El sábado por la noche, Paula se puso un poco de maquillaje y se miró al espejo. Llevaba un jersey ancho, vaqueros y botas de ante. Una hoguera nocturna no era precisamente el sitio más adecuado para vestir de forma elegante, de modo que al menos podía dejarse el pelo suelto para tener un aspecto más femenino. Pero eso no tenía nada que ver con Pedro. Nada en absoluto. Su corazón dió un saltito mientras se ponía perfume.
—¡Mamá, date prisa! —gritó Valen desde el salón—. Pedro está aquí y vamos a llegar tarde.
Paula respiró profundamente, apagó la luz y bajó la escalera. Pedro estaba esperándola, con las poderosas piernas separadas y los hombros más anchos que nunca bajo la chaqueta de ante.
—Con el pelo así, pareces Cenicienta, ¿Verdad, Pedro? —rió su hija.
—Desde luego que sí.
—Vámonos ya. No quiero perderme los fuegos artificiales —insistió la niña.
—Venga, enana —rió Pedro, tomándola en brazos.
En la puerta, Paulase quedó sorprendida al ver un BMW.
—¿Qué es eso?
—Su carroza, señorita —contestó él—. Es mejor que ir en moto, ¿No te parece?
—Es fabuloso —sonrió Paula, pasando la mano por los asientos de cuero—. Qué suerte tienes.
—Tú también podrías comprarte un coche nuevo si quisieras. No entiendo por qué tienes tantos problemas económicos. Supongo que ganas un buen sueldo en la clínica.
Paula apartó la mirada. Era cierto. Tenía un buen sueldo. Pero también tenía muchas deudas. Deudas sobre las que no quería hablar con Pedro.
—Vámonos. Es tarde.
—No es asunto mío, ¿Verdad? Vale.
Diez minutos después, llegaron al parque donde se celebraría la fiesta benéfica. Había mucha gente y Valen gritó de alegría al ver el tamaño de la hoguera.
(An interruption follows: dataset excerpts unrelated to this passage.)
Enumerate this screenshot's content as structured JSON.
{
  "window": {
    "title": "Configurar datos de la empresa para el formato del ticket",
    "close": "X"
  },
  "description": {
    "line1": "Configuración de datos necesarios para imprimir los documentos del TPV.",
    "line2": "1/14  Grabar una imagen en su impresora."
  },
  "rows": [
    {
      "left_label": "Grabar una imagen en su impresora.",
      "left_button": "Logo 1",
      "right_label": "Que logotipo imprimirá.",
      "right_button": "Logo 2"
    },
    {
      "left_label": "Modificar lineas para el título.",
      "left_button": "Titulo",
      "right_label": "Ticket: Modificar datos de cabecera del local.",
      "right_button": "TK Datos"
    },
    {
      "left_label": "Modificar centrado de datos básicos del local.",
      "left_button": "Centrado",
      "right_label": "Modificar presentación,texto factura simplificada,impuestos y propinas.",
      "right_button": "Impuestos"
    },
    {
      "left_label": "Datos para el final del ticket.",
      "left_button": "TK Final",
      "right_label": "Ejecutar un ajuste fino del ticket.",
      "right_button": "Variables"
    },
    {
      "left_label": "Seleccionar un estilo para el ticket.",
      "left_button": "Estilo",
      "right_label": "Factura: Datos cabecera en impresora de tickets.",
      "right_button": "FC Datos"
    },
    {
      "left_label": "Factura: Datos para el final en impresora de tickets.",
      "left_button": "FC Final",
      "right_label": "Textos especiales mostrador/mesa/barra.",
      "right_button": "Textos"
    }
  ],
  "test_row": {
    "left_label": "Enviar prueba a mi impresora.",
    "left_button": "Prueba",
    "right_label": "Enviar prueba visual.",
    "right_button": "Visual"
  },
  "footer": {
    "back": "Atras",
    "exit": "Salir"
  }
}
—¡Mira, mamá! ¿Podemos acercarnos?
—Sí, pero ten cuidado, cariño.
—Yo la llevaré —se ofreció Pedro, colocándose a la niña sobre los hombros.
Paula los observó, preguntándose por qué se sentía tan angustiada. ¿Era por el fuego o porque Pedro y su hija empezaban a tener una relación muy estrecha?Pero sería mejor divertirse un rato y dejar de darle vueltas a la cabeza.
Cuando se acercó a la tienda de campaña donde estaban las bebidas, vió un montón de gente, entre ellos al señor Thompson, riéndose a carcajadas. Parecía un poco bebido y su mujer estaba tras él, nerviosa. Unos minutos después volvió a verlos, discutiendo. Ricardo Thompson estaba gritando y, de repente, levantó la mano y golpeó a Beatríz en la cara. Paula se acercó a ellos, indignada. El señor Thompson se volvió hacia ella, con los ojos vidriosos. Estaba muy borracho.
—¿Qué quiere?
—Doctora Chaves... —murmuró Beatríz, cubriéndose la boca con la mano. Le salía sangre del labio.
—He visto cómo la pegaba —dijo Paula, intentando controlar su furia.
—Y la pegaré a usted si no nos deja en paz —dijo Ricardo Thompson, tomándola por la chaqueta.
—Yo que usted no lo haría —replicó ella, soltándose de un tirón—. Beatríz, tengo que ver ese corte.
—¡He dicho que nos deje en paz! Siga molestando y recibirá algo peor que un corte en el labio —exclamó el hombre, amenazante.